Protect Riparian Areas
Please help us protect water quality and fish habitat. Avoid cutting, piling, or gathering firewood near any stream, pond, lake, marshy or wet area. Check your wood cutting permit for guidance on specific distances.
What Can I Cut?
The Trees of North Idaho guide will help you to learn the different tree species in our area.
Before you cut a tree:
- Be sure it's dead.
- Check to see there are no green needles left.
You can cut any dead standing or down tree for firewood with the following exceptions:
- Larch: Be careful to avoid cutting live larch (tamarack) trees. These trees lose their needles each fall. Look on the ground to see if needles have recently fallen. Check to see if the bark inside is tight. If it is, the tree is probably alive. Go to the Trees of North Idaho guide for more information about larch.
- Cedar: Do not cut standing or down dead cedar trees. Cedar is marketable timber for fences and shakes but is not suitable for firewood. Go to the Trees of North Idaho guide for more information about cedar.
- Pacific yew: Do not cut standing or down dead Pacific yew.
- Wildlife trees: Standing and down dead trees (snags) provide a source of food, nests, perches, and protective cover for many birds and mammals in the forest. Please don't cut trees with paint marks or signs, broken tops, trunk holes or visible nests.
Measuring and Hauling Firewood
Firewood is commonly measured in cords. A standard cord is the amount of tightly piled wood in a stack 4 feet wide and 4 feet high by 8 feet long. Six feet is the maximum length piece that may be removed under the firewood program without written approval. Written approval will be site specific with beginning and ending dates and will be only for the district from where the firewood permit is issued.
The Best Firewood
Some trees burn hotter than others. The list below shows common types of trees in our area and their heat values in BTUs (British Thermal Units). A higher valueindicates more heat.
|Western Larch (Tamarack)||22.3|
|Douglas Fir (Red Fir)||20.6|
|Ponderosa Pine (Yellow Pine)||17.1|
|Grand Fir (White Fir)||16.7|
Chainsaw and Fire Safety
As a chainsaw operator, you must have a serviceable fire extinguisher (8 oz. liquid chemical or 1 lb. dry chemical) and shovel available at all times.

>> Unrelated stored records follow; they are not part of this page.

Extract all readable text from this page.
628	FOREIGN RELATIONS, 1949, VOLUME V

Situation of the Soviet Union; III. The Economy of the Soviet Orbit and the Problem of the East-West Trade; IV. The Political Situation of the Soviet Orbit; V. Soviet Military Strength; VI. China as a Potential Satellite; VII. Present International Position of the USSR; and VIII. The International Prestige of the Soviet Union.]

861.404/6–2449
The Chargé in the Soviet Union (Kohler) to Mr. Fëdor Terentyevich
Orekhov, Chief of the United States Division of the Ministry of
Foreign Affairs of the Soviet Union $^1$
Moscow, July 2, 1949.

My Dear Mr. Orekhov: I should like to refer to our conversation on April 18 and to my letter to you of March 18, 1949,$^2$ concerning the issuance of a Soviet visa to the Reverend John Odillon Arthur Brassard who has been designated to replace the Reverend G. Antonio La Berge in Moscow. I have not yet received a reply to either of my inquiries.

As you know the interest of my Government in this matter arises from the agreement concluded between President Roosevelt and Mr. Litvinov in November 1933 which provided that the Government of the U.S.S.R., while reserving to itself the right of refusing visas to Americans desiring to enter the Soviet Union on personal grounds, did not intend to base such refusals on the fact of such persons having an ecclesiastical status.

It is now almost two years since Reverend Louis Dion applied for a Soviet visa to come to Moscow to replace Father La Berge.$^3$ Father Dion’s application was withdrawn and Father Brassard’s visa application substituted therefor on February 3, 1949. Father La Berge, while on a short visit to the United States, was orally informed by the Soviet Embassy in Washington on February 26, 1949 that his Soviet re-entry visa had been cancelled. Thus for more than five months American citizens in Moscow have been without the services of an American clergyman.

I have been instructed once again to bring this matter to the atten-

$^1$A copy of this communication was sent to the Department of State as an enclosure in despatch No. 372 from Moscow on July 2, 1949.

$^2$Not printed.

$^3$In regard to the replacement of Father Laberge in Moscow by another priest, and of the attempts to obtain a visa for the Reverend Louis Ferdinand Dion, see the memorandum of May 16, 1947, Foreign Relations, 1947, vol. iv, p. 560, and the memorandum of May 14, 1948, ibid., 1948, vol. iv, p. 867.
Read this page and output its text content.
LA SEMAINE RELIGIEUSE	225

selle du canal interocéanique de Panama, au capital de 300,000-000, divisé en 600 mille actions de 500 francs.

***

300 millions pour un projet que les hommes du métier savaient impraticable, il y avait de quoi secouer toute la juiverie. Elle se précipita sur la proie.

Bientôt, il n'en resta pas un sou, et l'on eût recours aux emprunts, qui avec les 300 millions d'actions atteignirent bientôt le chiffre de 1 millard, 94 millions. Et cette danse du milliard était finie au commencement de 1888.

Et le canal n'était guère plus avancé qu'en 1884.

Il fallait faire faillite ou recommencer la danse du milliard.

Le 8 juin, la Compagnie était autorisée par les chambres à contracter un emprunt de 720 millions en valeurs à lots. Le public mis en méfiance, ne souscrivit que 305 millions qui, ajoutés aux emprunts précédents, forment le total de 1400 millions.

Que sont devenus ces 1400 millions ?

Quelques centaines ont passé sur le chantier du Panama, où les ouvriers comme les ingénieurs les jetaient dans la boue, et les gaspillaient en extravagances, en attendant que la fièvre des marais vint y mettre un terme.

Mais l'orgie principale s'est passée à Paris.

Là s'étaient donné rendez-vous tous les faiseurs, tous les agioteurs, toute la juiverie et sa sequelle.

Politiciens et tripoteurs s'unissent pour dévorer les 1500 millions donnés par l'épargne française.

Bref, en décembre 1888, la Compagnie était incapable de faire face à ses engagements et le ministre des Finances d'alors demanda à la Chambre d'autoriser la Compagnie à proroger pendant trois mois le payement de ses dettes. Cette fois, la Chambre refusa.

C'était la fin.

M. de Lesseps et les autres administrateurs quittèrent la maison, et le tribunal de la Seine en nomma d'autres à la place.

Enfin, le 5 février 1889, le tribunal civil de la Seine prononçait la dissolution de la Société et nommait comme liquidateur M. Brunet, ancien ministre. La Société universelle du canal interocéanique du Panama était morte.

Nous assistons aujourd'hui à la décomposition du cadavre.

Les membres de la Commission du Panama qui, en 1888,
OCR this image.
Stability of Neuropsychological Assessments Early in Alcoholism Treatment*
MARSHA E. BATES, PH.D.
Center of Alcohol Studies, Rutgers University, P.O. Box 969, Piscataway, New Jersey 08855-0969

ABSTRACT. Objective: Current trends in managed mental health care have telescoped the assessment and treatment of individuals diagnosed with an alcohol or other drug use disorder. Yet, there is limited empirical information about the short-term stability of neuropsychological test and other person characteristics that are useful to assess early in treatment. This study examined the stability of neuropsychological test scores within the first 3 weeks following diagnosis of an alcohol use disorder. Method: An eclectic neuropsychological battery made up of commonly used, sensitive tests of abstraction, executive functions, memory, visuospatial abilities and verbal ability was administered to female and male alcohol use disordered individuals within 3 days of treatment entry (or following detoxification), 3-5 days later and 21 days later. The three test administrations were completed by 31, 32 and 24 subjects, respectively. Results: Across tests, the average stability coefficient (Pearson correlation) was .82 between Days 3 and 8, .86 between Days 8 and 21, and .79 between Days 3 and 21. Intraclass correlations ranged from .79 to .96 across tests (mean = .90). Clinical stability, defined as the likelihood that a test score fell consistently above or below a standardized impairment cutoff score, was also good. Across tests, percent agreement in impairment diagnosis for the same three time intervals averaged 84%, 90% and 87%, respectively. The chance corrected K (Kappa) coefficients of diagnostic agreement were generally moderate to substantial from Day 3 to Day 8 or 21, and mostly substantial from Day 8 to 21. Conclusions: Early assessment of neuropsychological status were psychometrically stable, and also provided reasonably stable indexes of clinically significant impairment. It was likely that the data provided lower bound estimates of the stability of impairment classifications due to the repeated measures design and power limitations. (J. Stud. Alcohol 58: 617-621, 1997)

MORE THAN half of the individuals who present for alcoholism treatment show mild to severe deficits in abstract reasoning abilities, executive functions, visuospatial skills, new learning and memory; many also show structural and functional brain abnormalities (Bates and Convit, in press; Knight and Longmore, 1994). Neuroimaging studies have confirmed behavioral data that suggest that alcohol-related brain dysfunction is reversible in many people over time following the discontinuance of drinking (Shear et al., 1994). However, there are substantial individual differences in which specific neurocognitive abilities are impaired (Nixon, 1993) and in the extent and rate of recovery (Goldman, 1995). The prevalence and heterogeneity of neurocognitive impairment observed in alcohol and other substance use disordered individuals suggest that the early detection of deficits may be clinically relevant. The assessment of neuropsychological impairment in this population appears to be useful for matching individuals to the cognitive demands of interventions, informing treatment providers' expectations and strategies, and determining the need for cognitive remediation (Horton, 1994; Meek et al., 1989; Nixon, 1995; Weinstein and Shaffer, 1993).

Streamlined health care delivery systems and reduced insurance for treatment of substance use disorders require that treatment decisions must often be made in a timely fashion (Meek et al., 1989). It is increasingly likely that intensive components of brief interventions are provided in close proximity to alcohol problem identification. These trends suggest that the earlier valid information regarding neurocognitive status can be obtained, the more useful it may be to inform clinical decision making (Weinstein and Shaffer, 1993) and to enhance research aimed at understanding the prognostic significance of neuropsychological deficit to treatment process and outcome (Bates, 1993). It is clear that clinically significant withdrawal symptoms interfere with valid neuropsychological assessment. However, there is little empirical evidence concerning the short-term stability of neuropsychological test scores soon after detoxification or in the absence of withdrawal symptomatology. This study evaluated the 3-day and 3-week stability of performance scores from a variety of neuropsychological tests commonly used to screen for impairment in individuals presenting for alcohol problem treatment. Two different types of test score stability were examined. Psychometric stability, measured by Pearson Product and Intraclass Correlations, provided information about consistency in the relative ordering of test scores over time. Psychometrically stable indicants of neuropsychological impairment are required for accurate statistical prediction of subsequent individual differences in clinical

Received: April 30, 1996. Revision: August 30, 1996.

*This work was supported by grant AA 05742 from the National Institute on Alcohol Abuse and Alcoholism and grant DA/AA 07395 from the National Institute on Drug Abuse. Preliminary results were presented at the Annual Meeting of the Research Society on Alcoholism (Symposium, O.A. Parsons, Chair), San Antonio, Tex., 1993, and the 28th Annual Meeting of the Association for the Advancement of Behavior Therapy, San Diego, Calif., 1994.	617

1. Your saw must be equipped with an approved spark arrestor.
2. You can avoid starting a fire with your chainsaw by following these common sense rules: BEFORE YOU GO...
- Please leave your wood cutting area clean. Scatter debris away from roads, culverts and ditches. Pack your garbage out with you.
- Keep the saw well away from cigarettes or open flame when adjusting or fueling the saw.
- Let your saw cool for at least 5 minutes before refueling.
- Carry your gas in a metal safety can equipped with a spout. Use a funnel to avoid spilling gasoline on the ground.
- Before starting your saw, move it from the place where it was fueled and away from gasoline vapors. Also, remove oil and sawdust from all metal parts.
3. You must carry a shovel and a bucket when traveling through or on National Forest lands during fire season. Contact your nearest Forest Service office for information concerning local fire danger and chainsaw use restrictions.
4. Be aware of the dangers when cutting near or along roads.